Now I don't know about the rest of you, but when we were talking about science, magic, and religion in class it seemed to me that they were all somewhat combatant with each other (I know today we say that science and religion can both be upheld but that is now, this is then - heh, wordplay). So, branching off of this perspective, having all three present in one literary work in a sort of connected fashion, seems a little bit strange. Having them present in one character, Dr. Van Helsing, seems twice as bizarre. I believe that Dracula's focus on the fusing of these ideas stems from the cultural anxieties it reflects. In the late 19th century, people like Frazer started to question the validity of certain ideas, like religion, by simply studying them in scientific terms as they would anything else they wished to understand completely. With this came a similar denouncement of magic, because, as Frazer says, when magic is correct and not some mistake of association it becomes science.
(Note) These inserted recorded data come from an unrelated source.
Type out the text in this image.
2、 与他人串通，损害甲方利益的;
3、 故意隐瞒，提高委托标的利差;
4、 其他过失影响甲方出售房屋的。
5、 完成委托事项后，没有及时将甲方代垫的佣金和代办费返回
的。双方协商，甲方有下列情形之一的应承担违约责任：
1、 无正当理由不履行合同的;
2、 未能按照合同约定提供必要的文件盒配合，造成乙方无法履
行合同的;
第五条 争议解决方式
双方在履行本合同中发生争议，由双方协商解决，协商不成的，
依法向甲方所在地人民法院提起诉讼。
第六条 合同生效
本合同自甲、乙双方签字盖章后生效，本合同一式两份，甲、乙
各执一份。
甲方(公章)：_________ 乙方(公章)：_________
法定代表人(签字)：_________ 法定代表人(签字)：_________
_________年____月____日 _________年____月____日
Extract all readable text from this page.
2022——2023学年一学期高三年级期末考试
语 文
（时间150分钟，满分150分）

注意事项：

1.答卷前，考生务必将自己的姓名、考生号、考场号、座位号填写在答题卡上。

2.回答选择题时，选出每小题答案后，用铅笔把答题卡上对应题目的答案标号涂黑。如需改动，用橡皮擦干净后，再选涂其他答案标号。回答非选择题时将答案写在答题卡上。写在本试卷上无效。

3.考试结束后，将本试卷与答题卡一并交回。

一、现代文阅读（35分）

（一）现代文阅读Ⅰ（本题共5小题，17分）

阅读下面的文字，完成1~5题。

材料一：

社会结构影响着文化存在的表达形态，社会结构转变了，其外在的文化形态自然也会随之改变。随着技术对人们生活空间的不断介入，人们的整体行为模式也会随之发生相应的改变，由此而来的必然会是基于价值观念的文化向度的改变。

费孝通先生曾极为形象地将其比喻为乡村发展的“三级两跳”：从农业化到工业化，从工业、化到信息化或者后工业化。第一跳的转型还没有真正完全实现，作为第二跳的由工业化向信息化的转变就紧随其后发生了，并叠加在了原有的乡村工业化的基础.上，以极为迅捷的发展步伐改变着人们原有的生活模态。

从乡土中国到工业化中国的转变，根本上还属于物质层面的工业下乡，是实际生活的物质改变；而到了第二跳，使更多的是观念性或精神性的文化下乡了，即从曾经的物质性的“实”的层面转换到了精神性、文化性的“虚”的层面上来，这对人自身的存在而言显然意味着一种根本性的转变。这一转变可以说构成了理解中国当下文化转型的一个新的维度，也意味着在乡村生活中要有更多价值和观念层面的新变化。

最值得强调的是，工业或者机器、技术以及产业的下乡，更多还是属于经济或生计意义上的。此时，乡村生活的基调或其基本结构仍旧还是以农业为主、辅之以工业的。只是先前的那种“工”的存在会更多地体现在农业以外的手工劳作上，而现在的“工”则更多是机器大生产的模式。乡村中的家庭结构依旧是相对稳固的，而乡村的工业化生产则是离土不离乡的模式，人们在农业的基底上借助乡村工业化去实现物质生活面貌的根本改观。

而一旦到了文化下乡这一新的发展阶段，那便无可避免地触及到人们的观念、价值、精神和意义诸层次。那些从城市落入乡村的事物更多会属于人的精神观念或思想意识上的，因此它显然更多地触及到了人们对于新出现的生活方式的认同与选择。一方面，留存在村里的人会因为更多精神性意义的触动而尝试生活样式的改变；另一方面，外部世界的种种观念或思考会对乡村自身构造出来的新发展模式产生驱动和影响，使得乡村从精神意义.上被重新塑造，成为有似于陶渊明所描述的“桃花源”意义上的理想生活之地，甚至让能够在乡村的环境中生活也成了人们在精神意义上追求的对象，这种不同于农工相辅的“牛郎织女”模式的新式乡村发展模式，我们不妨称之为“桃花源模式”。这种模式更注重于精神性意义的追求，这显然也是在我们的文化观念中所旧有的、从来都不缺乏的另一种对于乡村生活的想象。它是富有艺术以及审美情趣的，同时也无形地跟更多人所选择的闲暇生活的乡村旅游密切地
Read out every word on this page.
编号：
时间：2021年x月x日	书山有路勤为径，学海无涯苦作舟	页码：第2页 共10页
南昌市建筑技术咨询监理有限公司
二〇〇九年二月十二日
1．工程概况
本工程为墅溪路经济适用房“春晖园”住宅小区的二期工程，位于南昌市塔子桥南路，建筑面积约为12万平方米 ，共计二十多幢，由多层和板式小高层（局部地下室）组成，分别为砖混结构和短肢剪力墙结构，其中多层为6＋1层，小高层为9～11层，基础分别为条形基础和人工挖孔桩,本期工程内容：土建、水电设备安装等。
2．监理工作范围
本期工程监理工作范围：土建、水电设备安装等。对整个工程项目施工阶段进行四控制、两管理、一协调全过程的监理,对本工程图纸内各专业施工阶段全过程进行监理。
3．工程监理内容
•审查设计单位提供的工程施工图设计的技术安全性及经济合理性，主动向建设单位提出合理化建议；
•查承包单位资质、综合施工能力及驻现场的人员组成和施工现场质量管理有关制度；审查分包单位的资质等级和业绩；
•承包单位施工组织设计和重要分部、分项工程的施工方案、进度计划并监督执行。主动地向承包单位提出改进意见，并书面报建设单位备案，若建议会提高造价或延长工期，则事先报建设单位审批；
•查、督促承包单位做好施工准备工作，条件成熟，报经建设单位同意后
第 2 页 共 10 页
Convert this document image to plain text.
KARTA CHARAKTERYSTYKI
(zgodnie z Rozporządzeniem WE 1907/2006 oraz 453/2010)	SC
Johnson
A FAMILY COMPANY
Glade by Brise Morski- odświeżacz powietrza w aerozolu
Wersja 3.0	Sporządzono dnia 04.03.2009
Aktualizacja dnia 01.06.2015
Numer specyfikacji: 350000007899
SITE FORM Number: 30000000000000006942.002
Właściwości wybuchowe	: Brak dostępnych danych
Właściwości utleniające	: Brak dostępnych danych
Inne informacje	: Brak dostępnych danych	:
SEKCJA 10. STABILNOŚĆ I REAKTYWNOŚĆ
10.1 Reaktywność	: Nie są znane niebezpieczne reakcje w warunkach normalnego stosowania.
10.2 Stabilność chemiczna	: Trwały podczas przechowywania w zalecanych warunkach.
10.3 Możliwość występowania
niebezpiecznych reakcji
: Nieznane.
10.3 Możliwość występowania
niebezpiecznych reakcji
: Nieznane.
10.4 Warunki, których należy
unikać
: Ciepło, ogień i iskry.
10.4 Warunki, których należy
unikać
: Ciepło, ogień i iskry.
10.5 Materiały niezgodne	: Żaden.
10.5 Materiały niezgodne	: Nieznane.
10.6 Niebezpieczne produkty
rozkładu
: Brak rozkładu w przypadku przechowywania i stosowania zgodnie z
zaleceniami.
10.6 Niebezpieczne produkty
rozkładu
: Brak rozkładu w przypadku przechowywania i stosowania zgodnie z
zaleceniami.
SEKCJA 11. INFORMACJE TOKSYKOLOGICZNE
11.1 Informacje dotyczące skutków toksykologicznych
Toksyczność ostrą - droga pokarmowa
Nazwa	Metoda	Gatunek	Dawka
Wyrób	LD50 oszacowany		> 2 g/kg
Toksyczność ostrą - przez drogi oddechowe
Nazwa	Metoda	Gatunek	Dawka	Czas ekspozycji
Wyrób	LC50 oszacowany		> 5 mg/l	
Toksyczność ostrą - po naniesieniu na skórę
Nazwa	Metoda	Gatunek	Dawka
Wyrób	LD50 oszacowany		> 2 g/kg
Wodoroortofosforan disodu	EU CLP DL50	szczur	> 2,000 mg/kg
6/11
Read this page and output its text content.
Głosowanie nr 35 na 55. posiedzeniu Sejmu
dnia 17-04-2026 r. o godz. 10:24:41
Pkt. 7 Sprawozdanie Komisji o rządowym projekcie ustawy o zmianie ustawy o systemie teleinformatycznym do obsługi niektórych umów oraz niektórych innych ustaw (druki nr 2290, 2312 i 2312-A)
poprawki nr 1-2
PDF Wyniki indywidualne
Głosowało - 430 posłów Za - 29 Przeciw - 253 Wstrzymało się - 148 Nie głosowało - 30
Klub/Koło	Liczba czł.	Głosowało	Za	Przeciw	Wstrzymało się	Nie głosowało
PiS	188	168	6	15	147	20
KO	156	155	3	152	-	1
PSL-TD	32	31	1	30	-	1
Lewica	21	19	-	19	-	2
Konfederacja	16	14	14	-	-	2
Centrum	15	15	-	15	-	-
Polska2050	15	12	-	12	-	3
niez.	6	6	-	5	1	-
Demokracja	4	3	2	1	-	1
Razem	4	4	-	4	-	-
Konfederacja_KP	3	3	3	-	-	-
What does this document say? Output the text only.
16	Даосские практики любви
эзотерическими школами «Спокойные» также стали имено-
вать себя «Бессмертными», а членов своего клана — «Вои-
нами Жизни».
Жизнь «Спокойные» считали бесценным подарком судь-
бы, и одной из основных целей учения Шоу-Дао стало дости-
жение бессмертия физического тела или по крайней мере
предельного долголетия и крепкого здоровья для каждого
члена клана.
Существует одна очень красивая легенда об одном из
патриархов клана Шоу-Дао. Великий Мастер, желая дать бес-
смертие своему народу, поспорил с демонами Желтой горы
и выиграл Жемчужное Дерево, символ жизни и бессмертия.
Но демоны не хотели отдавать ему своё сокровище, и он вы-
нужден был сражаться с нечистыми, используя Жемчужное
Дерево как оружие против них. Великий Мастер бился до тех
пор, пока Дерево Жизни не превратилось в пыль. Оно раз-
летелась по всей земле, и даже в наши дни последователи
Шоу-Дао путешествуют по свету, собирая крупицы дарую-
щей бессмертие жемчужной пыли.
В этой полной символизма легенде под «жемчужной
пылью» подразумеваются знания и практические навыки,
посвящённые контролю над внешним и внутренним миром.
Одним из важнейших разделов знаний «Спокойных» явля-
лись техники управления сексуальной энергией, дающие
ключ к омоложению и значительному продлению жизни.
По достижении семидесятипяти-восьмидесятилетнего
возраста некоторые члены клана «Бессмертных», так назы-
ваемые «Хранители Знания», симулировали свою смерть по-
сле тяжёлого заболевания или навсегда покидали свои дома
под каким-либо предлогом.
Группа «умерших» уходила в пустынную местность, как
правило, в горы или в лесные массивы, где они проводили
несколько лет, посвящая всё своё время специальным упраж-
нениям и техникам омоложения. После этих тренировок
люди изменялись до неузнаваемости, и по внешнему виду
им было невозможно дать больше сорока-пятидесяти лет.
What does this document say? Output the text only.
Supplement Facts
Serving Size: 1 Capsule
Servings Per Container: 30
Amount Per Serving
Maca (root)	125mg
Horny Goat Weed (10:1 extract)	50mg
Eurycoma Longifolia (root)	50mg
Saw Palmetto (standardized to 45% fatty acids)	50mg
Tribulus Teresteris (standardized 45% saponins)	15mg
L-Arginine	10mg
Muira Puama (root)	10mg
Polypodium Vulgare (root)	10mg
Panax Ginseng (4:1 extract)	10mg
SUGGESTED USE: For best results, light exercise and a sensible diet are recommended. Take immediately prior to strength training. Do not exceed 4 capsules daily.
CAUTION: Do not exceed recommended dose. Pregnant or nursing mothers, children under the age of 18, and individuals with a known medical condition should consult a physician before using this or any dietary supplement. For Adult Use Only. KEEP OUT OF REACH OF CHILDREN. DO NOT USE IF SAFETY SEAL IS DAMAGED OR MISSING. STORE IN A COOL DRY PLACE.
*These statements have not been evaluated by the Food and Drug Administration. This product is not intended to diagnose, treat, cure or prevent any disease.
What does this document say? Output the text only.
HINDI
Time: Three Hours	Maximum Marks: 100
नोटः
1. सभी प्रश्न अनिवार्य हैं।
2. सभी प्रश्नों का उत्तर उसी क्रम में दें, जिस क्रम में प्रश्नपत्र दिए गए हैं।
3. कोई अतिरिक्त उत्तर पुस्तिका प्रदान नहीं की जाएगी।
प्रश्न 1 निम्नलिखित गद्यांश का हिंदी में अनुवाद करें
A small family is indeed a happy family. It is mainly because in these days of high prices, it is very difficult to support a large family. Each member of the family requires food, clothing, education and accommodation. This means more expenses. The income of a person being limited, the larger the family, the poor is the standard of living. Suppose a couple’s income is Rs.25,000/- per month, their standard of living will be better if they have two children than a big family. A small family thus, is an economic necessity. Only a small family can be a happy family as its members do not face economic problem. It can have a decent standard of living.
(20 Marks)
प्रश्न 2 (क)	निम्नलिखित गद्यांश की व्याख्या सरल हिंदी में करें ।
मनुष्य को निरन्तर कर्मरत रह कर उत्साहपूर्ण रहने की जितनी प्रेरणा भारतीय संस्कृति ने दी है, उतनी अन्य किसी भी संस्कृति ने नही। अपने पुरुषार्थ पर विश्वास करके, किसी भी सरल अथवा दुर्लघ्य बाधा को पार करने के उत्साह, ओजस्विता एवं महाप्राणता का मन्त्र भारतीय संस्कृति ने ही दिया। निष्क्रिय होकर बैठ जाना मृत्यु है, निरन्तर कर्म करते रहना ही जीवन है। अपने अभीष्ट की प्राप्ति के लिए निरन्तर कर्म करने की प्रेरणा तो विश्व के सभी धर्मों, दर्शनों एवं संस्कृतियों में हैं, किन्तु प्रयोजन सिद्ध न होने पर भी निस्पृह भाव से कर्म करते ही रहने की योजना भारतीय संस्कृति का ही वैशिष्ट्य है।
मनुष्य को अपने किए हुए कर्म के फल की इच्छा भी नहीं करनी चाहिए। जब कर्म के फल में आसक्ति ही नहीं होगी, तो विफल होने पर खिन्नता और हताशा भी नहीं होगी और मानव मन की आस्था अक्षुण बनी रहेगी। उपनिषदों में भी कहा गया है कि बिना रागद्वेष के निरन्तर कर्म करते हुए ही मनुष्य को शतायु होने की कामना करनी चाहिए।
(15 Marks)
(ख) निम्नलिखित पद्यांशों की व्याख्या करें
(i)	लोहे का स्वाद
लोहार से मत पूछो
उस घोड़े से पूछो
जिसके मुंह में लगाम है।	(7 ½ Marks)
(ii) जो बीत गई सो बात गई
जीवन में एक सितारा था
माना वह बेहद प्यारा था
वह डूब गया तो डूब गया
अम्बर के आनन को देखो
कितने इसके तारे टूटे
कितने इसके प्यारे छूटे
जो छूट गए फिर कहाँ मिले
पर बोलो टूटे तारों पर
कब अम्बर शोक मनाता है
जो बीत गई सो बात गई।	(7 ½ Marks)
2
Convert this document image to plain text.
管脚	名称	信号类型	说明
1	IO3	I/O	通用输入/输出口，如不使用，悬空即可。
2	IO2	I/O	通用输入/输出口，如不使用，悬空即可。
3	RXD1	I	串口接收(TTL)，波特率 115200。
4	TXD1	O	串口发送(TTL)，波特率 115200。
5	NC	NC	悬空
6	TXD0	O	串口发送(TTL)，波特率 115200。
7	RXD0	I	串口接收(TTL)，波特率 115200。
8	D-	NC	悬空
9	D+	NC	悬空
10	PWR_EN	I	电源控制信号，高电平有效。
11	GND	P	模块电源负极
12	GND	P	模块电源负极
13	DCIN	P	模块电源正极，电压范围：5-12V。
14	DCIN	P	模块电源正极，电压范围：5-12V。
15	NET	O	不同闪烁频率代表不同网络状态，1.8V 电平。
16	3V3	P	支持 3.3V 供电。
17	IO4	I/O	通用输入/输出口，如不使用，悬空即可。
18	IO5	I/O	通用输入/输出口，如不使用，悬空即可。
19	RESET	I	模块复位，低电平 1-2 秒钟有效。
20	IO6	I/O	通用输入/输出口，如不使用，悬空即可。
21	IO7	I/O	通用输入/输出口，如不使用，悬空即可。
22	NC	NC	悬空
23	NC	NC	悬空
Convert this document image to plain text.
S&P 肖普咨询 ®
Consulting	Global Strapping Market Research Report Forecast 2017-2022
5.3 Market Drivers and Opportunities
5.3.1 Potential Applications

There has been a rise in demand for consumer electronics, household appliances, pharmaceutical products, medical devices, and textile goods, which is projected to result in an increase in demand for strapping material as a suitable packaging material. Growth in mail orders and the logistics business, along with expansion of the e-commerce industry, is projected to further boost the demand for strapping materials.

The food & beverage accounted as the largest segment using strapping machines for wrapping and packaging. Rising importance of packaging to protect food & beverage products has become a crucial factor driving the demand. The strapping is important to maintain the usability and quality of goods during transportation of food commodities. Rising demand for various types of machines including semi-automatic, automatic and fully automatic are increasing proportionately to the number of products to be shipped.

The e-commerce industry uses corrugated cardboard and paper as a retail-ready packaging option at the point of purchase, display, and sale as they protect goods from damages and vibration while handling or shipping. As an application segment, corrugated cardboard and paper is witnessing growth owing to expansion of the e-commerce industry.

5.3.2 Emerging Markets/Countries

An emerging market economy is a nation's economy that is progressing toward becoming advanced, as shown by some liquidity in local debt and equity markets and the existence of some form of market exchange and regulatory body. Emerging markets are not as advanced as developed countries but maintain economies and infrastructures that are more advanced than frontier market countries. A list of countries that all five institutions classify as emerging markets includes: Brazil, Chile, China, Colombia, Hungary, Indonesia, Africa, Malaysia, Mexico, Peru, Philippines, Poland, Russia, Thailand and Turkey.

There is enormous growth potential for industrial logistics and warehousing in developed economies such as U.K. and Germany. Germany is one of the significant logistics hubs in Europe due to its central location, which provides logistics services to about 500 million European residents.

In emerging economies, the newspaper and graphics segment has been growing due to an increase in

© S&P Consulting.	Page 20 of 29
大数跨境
It was hard for some people, so ingrained in past lifestyles, to accept new facts about something they believed to be absolute fact and were appalled by any sort of argument against parts of it. I think Dracula was a response to this, and Bram Stoker focused on the character Dr. Van Helsing to show what he believes a melding of the three ideas would look like. He starts off purely scientific, following those steps necessary for any proper doctor to follow, but then runs into something that he does not expect. Then he learns more about the magical and mythical side of the world, which was previously just written off as dumb folk lore, and finds some shocking similarities. Finally, he uses religion as a means of treatment for a subject of a magical disease called vampirism, which he finds works through the scientific process of trial and error. You may think that these type of mix would create some sort of instability in there person in which they are present, well you would be wrong. Not only is Dr. Van Helsing the smartest character in Dracula but he is also the most mentally stable and has the strongest willpower out of all the characters. To me, Bram Stoker is trying to show his audience that, maybe, Science, Magic, and Religion can coexist naturally (not the best word here, I know), perhaps not in one person but in a society; that people can choose to follow one or more of them without being questioned by others.

If you've read this far, I want to thank you. As many of you know, Bram Stoker's Dracula is my favorite work of literature and one which I believe that I have only scratched the surface of here. Thank you for taking the time to read my blog post and feel free to comment on it because I could have always missed something or mistook an idea.